ところが、それを聞いた途端、浜木綿はげらげらと笑い始めた。
「お前の髪は白茶けた、とは言わん。香色と言うのだ。それに変わった髪色といえば、真赭の薄もそうだろうが。必ずしも、型に嵌った美人がいいとは限らん」
西家のお株を奪う良い機会だ、と浜木綿はなお笑う。
「白珠がつんつんしているのだって、お前の美貌に妬いているからに決まっているだろう」
「は?」
目を丸くしたあせびの顔を、浜木綿は上から覗き込むようにした。
「あの子は生まれた時から、若宮の正妻となるように吹きこまれて育ったんだ。人一倍、神経が過敏になるのも仕方ないだろうさ」
だからなのか、とあせびはようやくそれに思い当った。
「嫉妬……されていたのでしょうか」
あせびが全く思いつかなかった可能性を、浜木綿はいとも簡単に肯定してみせた。
「まず、間違いなくそうだろうね。アタシだって、あんたが恋敵だったら穏やかじゃなかったかもしれない」
冗談めかして言うその様子は、まるで、若宮は自分の恋の相手ではないと、暗に言いきっているかのようだった。

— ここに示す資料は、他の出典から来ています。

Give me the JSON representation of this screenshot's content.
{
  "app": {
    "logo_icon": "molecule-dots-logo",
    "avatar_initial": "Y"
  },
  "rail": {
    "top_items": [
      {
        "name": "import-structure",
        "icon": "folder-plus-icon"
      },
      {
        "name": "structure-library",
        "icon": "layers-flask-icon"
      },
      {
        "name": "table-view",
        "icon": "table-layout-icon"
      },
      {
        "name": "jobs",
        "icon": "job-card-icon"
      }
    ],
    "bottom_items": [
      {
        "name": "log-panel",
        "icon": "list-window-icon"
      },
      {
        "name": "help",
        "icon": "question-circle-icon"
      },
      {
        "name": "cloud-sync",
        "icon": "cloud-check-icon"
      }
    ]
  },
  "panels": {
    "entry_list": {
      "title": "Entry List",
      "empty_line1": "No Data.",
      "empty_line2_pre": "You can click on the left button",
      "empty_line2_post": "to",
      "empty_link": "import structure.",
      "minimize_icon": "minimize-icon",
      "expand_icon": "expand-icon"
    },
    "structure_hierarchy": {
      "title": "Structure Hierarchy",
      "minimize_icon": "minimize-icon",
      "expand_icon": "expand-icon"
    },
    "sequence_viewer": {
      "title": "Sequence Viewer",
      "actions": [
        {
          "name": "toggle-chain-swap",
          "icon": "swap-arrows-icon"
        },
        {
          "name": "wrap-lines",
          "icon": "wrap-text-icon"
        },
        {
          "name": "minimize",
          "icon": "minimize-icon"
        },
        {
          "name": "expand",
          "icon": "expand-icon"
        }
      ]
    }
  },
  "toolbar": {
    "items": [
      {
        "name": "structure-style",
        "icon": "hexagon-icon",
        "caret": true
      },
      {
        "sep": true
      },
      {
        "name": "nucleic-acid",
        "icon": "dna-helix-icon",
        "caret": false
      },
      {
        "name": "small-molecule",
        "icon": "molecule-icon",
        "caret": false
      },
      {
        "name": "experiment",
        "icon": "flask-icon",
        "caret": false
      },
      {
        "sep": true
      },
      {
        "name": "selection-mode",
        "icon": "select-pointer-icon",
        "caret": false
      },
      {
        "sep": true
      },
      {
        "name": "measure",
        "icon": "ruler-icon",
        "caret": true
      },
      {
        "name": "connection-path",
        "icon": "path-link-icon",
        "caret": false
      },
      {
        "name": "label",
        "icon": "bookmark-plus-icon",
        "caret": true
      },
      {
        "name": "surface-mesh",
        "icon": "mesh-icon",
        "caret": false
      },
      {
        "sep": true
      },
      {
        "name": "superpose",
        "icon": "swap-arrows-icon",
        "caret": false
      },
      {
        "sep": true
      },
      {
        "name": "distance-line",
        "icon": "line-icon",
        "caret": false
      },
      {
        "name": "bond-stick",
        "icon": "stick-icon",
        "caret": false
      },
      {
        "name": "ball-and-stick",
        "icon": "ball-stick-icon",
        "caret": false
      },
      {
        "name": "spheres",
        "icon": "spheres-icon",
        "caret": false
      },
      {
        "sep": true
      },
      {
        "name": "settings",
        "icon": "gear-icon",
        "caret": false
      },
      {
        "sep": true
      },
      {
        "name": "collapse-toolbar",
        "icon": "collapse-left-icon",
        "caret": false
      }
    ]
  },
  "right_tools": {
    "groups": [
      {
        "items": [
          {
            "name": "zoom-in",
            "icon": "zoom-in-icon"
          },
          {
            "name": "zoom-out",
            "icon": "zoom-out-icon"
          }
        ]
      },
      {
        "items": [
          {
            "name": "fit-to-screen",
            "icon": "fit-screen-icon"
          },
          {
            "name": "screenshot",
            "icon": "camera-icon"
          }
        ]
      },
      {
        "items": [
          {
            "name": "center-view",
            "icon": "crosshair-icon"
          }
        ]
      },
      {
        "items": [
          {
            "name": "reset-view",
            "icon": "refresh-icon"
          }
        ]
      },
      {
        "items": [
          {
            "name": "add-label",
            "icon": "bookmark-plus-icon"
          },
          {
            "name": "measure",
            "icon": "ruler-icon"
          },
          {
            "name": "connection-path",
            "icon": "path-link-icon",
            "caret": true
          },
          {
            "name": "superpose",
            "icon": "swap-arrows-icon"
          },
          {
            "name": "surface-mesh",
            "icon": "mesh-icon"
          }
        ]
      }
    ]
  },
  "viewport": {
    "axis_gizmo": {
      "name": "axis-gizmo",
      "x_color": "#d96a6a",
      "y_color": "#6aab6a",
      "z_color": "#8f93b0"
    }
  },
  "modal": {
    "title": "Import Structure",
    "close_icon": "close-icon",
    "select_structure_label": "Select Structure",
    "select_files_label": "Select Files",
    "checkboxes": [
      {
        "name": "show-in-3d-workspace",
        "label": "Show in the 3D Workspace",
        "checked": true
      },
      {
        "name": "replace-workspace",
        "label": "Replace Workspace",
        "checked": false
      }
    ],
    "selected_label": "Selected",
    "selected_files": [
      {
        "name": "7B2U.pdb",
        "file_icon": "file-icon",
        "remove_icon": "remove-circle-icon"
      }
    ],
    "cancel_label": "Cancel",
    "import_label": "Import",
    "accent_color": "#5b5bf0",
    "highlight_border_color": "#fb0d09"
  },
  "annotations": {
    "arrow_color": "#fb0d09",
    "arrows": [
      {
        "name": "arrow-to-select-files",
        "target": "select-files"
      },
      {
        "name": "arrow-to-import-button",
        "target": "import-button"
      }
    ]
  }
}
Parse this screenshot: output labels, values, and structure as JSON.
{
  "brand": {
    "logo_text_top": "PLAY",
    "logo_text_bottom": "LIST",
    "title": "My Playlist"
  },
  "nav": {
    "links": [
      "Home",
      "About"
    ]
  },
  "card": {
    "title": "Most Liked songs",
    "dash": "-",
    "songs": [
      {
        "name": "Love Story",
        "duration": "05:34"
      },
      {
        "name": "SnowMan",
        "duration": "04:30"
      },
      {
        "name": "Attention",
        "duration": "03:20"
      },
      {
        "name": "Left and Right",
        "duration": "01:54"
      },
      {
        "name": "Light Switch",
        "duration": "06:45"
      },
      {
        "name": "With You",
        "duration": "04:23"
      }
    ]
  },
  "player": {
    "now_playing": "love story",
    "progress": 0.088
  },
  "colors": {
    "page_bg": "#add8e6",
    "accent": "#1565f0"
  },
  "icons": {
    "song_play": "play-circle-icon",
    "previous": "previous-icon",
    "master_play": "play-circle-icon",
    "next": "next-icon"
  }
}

ま、あんまり深く考えすぎるな、と、ぽんと頭を叩かれる。その後すぐに酒を注がれて、やれ、飲めだの歌えだの騒がれたから、自覚するのに少し間があったが、あせびは自分の心が、確かに軽くなっていることに気が付いた。
あれ、もしかしたら今、気を遣ってくれたのかしらと思った時、不意に回廊の奥から悲鳴が上がった。
「いらっしゃいました!」
「若宮さまですわ!」
やっと来たか、と呟いた浜木綿を横目に、あせびも欄干に身を乗り出した。
舞台の横手から、二、三人のお供と童を引き連れて、やって来る人影がある。黒衣をまとった護衛の中で、しゃんと張った肩に何気なく羽織られた薄紫が、やけにまばゆく感じられた。